On ne peut se fier à rien excepté à l’être et au ressenti de l’instant – en écoutant prioritairement – centralement – l’élan intérieur de la plus simple et innocente manière (avec l’esprit vide et vierge)…

 

 

Des bandes de vert – collées sur le bleu et le blanc du ciel. La terre et l’azur – l’œil et la foi – l’indélicatesse et l’illusion. Et des instincts à foison…

L’apparence du réel – et tous les plans – tous les mondes – derrière…

 

 

Ce qui s’installe en dépit de nos avertissements – rien qui ne puisse être entravé – ni stoppé…

Les élans et les mouvements naturels façonnent et agencent la réalité triviale – et apparente – du monde.
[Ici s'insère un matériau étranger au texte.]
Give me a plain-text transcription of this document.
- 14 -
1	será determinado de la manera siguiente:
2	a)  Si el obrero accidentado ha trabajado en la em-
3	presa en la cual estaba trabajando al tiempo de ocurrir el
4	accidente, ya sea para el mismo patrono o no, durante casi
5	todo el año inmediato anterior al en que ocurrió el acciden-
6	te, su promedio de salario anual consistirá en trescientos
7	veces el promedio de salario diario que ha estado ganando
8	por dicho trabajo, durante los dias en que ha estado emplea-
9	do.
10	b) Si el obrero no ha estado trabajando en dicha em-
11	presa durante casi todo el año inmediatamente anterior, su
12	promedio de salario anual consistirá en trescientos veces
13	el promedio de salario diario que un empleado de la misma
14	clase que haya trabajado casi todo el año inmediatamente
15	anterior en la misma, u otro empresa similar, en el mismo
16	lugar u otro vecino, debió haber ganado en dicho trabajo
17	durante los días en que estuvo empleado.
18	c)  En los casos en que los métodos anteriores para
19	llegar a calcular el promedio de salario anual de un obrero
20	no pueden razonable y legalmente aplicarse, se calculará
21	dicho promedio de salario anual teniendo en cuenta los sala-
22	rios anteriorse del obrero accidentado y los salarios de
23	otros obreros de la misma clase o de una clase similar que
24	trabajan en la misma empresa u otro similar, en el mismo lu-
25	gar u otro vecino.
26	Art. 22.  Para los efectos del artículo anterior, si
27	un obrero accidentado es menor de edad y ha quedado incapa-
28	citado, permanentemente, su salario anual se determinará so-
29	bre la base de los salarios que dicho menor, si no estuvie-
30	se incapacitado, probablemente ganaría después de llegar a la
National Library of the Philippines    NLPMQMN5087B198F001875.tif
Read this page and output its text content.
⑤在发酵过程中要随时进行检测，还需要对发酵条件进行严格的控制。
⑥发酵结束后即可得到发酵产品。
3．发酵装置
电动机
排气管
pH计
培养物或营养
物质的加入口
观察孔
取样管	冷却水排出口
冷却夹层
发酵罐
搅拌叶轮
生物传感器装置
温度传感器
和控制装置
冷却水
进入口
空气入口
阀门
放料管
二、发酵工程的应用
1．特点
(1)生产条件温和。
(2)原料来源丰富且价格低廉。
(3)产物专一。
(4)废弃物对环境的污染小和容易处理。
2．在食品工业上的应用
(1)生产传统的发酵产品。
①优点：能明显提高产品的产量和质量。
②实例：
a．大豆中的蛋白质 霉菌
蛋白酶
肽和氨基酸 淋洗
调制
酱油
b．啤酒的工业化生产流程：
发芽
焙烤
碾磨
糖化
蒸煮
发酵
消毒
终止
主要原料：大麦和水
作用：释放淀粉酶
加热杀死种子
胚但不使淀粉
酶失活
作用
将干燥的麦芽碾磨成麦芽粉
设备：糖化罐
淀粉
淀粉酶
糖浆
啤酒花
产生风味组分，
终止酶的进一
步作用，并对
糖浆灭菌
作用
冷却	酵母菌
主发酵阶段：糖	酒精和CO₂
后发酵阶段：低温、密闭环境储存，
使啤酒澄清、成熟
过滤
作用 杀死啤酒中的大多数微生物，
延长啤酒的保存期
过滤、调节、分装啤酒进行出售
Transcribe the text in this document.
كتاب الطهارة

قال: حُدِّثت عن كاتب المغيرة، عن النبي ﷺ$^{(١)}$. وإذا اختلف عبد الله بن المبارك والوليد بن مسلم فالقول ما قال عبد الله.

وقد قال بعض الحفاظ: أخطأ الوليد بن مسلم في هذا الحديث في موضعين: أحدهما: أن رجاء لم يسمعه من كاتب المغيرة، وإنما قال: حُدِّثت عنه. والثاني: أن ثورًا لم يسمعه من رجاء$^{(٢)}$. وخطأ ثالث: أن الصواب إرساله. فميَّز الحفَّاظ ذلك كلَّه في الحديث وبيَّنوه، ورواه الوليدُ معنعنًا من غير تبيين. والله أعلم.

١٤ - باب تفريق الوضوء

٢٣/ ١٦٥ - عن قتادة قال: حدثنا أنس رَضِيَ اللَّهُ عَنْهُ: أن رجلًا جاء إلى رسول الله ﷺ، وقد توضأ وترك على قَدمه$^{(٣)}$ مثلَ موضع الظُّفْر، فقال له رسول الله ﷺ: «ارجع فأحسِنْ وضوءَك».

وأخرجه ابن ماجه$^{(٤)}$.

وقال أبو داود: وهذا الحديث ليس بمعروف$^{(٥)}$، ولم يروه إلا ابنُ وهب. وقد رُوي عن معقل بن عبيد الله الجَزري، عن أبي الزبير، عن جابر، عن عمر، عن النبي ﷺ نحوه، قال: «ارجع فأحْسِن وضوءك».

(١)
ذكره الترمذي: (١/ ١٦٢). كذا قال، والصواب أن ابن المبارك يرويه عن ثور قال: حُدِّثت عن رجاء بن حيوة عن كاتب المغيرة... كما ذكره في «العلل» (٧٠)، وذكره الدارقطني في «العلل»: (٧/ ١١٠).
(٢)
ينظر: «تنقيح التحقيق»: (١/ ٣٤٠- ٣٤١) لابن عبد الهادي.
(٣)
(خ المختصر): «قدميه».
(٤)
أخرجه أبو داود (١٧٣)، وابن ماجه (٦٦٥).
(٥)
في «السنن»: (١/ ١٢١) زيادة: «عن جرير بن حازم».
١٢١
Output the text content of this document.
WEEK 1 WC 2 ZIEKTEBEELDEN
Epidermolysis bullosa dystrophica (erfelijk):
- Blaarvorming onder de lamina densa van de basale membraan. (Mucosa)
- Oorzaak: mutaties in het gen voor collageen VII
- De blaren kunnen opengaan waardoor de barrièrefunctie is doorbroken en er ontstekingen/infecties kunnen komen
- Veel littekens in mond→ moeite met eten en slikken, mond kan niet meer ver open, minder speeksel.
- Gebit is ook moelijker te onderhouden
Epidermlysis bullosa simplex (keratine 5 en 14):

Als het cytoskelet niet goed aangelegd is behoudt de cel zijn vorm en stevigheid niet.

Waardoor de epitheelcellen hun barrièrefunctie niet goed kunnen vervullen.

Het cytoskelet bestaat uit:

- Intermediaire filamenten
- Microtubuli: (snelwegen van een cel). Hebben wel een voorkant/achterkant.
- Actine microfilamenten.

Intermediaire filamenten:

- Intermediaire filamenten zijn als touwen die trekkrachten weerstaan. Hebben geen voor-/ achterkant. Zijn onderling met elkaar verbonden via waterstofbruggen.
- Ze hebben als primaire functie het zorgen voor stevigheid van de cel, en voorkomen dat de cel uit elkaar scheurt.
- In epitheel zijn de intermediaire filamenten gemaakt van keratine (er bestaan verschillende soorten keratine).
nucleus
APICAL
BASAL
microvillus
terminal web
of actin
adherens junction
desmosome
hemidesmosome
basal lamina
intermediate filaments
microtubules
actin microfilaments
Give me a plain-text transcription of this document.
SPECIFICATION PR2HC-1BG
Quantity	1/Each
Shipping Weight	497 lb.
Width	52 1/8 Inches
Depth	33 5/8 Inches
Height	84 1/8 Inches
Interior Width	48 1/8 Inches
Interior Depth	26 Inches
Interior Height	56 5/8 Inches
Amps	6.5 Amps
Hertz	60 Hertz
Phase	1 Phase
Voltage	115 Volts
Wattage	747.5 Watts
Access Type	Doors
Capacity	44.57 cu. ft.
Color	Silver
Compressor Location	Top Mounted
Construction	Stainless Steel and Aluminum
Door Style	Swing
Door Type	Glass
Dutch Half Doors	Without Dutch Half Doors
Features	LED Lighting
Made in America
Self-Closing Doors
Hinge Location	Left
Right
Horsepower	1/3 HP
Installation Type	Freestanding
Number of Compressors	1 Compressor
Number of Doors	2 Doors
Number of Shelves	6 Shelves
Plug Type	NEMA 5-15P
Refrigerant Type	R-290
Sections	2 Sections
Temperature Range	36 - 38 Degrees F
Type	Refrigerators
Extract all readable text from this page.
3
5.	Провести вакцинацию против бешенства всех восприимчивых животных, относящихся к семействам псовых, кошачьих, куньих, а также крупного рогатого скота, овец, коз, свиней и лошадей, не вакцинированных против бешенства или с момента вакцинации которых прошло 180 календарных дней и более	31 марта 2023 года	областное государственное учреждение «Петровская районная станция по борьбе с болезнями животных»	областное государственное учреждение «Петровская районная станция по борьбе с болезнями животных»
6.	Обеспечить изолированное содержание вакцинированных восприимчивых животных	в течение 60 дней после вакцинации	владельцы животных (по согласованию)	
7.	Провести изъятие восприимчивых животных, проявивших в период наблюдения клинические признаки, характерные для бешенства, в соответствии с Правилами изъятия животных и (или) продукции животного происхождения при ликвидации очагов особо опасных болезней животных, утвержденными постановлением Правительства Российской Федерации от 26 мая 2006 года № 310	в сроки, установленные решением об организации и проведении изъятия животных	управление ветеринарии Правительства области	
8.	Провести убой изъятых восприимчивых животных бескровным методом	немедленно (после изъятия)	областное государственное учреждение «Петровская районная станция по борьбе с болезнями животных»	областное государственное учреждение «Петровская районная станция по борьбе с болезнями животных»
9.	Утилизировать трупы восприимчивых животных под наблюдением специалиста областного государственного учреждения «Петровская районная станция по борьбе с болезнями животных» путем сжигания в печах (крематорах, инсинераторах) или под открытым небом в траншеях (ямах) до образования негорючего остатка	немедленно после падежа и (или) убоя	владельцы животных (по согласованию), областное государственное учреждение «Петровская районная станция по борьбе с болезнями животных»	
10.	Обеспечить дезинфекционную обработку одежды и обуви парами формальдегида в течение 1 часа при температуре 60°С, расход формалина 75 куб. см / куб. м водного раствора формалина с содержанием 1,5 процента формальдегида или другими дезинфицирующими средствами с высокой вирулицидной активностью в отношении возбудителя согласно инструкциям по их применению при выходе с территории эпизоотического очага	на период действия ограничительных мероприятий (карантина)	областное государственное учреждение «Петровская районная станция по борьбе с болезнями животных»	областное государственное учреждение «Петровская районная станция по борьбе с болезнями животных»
Quant à l’essentiel – il demeure toujours au-dedans – la perspective sous-jacente à ce qui est perceptible par les sens – et qui reste étrangère (et très souvent inconnue) aux âmes terrestres…

 

 

L’extraordinaire se glisse – très souvent – au fond du plus commun. Pour le déceler – il faut s’approcher jusqu’au cœur des choses – pénétrer leur essence – découvrir ce qu’elles sont en réalité. Et être suffisamment patient pour qu’elles se dévoilent…

 

 

Des taches sombres sur le vert – des taches blanches sur le bleu – la terre et le ciel en quinconce…

Des courbes – des formes – et une seule ligne de démarcation…

 

 

Des bruits – ce qui déchire le silence – rien qui ne puisse arracher les hommes à leur sommeil…

 

 

Derrière le fouillis du nombre – la splendeur de l’Un – si bien caché(e) – trop bien caché(e) parfois…

 

 

En général – l’apparence belliqueuse dissimule la crainte. Quant à la tranquillité véritable, elle naît d’une juste compréhension de ce que nous sommes

 

 

Rayures apparentes, parfois, sur nos vêtements trop amples. Du noir et du blanc que nous imaginons séparés mais qui – en vérité – s’entremêlent toujours avec nuance…

La vie – et son (extraordinaire) intelligence du mélange – de la subtilité…

 

 

Rideaux sombres sur le jour – manière d’ignorer la beauté – l’étrangeté – la surprise – la nouveauté – de ce qui, sans cesse, se présente…

 

 

Des instincts hasardeux – la providence et l’infortune – la nostalgie, parfois, du premier homme – la capacité intuitive – la solitude et le silence indispensables. L’être comme seule nécessité – et les autres instances – (presque) toujours secondaires…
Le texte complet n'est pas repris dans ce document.